Why don’t we develop such systems - because our labs don’t update with real data. Drifts happen within large times. You’re not looking for it - it is expensive, time consuming. Maybe there are psychological issues with this, we don’t want to see this going worst. In academy we are publication-oriented, not production-oriented.

Do we need architecturally to support automatic retrain? If systems get better by adding new data, we must support it. Maybe it is difficult to a full automatic system, just semi automatic. Users will not be willing to give a full new labeling as part of their daily use, but one can expect to have partial or implicit labeling. Systems have to learn from its errors so it will be able to correct it in the future, and modelling errors can be a difficult task. A system has to be self confident about its claim - a one class classifier may do it better to predict its false positive errors.

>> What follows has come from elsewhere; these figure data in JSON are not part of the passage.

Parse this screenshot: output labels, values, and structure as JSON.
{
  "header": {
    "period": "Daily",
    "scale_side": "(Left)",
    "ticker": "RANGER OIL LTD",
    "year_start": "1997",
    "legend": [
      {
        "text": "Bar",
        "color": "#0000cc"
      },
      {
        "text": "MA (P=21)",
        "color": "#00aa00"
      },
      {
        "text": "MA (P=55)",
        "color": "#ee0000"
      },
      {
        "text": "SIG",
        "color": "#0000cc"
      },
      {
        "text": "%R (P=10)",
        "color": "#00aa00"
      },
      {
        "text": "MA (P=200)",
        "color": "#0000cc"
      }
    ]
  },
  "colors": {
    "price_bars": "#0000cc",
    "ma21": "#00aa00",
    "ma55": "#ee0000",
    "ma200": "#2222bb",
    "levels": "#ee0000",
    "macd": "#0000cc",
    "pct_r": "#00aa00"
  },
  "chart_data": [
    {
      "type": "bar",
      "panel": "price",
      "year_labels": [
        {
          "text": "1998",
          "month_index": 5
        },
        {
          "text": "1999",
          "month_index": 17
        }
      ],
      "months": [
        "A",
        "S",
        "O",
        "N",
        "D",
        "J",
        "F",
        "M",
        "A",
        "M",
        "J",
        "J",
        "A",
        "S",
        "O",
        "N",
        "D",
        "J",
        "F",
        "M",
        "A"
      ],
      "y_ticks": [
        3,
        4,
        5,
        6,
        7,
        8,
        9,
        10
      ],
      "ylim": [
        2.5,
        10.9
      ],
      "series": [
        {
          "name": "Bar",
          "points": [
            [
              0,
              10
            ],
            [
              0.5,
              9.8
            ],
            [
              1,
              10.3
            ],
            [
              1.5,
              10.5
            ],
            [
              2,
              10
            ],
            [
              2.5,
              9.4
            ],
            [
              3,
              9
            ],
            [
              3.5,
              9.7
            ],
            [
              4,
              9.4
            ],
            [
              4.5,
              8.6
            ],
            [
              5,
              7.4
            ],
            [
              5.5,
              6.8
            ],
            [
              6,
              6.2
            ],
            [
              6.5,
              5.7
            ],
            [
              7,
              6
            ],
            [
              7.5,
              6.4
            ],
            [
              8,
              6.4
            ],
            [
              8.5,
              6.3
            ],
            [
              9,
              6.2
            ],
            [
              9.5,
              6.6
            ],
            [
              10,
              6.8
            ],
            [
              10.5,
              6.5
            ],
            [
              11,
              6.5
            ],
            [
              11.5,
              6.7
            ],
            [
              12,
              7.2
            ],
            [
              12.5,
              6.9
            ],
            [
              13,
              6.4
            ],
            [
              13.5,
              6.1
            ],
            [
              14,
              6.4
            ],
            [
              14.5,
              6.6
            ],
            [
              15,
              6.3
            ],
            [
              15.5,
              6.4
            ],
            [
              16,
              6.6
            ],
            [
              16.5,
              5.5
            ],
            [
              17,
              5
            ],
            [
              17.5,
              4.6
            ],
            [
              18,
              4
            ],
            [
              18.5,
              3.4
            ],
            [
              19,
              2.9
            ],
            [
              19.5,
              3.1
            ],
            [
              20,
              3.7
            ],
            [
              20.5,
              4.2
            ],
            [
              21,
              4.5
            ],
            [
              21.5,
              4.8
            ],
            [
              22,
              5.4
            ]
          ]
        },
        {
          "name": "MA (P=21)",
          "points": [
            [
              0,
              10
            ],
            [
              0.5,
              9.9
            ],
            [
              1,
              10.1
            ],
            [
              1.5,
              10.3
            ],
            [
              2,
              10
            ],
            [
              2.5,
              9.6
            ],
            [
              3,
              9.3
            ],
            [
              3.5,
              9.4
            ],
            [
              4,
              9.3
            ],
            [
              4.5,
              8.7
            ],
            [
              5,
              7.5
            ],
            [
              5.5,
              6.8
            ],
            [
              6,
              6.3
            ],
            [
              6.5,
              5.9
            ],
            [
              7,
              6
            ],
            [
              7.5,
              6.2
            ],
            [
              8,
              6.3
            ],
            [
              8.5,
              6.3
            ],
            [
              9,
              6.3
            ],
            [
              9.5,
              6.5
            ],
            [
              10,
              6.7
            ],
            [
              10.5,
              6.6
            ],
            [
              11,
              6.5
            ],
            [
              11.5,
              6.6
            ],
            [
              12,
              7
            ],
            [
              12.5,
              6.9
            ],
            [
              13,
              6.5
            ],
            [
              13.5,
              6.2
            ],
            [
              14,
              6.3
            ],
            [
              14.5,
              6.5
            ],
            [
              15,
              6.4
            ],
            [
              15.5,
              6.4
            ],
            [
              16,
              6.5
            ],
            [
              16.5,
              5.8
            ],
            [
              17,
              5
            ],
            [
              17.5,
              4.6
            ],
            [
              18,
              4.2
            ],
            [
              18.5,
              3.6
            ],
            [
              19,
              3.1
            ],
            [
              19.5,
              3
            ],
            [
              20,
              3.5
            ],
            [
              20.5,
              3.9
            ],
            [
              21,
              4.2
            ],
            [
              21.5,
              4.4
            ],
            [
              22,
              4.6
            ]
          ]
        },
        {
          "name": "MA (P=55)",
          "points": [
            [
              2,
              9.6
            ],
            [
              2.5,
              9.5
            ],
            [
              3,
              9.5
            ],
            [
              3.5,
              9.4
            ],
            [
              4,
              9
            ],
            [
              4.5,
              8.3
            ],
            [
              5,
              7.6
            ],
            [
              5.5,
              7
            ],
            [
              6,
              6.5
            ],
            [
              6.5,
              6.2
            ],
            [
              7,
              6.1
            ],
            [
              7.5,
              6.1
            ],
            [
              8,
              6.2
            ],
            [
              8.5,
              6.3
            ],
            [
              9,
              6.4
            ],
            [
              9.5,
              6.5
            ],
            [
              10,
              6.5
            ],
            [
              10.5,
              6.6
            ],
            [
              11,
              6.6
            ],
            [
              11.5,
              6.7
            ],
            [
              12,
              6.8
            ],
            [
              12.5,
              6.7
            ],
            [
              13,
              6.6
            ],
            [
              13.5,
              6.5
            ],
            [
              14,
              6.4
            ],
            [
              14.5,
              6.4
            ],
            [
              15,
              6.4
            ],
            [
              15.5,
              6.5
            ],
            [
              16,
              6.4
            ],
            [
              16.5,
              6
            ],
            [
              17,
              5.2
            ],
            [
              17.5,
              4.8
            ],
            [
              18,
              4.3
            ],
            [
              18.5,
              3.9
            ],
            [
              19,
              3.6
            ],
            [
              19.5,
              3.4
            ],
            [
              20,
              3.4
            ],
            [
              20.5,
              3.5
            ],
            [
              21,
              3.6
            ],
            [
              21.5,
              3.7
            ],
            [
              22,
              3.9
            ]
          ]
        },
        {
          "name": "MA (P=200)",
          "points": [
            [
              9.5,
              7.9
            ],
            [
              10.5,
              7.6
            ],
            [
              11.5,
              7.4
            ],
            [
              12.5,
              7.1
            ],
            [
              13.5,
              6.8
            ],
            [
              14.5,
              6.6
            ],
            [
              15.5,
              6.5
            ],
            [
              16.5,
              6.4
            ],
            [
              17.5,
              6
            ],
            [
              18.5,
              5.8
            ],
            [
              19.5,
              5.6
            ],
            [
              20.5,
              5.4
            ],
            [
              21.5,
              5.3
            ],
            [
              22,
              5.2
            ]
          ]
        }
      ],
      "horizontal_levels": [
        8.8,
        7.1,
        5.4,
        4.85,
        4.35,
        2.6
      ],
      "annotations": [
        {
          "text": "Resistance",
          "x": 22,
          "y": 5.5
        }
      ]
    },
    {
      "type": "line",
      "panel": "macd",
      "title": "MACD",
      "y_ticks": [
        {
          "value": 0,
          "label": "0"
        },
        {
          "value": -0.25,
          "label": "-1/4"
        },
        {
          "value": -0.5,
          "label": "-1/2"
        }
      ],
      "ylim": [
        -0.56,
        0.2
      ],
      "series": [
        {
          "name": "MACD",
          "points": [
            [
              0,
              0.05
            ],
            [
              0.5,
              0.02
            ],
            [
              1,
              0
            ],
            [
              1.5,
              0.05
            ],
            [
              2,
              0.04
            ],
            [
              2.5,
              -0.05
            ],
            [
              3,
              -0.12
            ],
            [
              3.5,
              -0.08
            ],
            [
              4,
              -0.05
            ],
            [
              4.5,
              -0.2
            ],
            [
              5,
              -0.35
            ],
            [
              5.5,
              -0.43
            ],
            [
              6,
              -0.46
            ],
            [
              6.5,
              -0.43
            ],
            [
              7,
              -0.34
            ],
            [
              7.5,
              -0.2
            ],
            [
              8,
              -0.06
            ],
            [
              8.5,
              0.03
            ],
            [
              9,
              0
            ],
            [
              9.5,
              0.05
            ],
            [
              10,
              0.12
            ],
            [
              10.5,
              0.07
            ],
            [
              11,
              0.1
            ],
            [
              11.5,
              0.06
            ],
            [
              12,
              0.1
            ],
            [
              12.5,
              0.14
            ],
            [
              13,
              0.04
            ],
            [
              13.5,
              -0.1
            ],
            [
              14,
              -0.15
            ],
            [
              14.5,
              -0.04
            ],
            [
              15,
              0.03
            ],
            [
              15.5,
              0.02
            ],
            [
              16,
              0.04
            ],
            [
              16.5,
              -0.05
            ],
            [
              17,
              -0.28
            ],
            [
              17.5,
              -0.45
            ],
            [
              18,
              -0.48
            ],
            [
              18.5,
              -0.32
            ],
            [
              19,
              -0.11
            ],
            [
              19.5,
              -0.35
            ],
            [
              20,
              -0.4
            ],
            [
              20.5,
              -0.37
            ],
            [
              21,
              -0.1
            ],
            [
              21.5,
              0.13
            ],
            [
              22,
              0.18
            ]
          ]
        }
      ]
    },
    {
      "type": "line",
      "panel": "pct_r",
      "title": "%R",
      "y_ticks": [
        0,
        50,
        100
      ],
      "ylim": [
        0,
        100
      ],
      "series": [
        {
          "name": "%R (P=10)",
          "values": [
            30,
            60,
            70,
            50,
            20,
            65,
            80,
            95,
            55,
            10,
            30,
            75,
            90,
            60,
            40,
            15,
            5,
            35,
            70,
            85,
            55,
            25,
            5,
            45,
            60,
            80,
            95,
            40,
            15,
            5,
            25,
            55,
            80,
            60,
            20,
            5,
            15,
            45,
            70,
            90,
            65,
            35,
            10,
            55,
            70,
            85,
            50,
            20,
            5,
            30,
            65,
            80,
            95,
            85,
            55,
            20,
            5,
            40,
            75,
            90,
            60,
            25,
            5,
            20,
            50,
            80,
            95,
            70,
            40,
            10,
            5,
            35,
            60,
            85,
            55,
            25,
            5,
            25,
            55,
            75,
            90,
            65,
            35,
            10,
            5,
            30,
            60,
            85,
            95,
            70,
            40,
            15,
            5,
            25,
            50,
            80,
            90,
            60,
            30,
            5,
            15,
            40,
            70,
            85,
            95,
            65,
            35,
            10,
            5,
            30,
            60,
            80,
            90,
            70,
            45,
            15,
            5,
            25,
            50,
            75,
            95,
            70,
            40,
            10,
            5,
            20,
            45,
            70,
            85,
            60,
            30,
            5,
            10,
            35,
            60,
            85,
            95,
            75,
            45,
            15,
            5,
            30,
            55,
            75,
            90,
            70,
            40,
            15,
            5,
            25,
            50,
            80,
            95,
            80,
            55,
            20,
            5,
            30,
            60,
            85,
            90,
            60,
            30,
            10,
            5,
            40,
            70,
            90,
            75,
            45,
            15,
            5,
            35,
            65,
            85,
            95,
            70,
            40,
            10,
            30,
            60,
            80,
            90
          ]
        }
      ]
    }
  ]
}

What about online evaluation - evaluating after benchmark end delivery? Building an self-online adversary system that evaluates the main system without ground truth, after delivery time. Sometimes the evaluation can be measured explicitly/implicitly by users activity. The feedback on the data should not necessarily come from the user but the processing chain.

Business problem: if I build a system that adapts to all changes there will be no incentive for the next project. People are paying only once, the economics are against the system. Then you move to subscription models, not purchase.

Big data: from the day of delivery it is not adapted to your problem. No real “ground truth”.

Privacy: we are not allowed to get back the data from the user. governments are strict about it, and it is getting worst. On the other hand big corporations have all data, or a big enough representation of it. Trying to anonymize methods data to allow research on top of them, or ease the regulation to make the data market more fair.

Robustness of the training: what will be the impact of the improvement in the future. Try to make up a score to tell how much more training should we need for how much improvement. What are the gains. Maybe they should be standardized.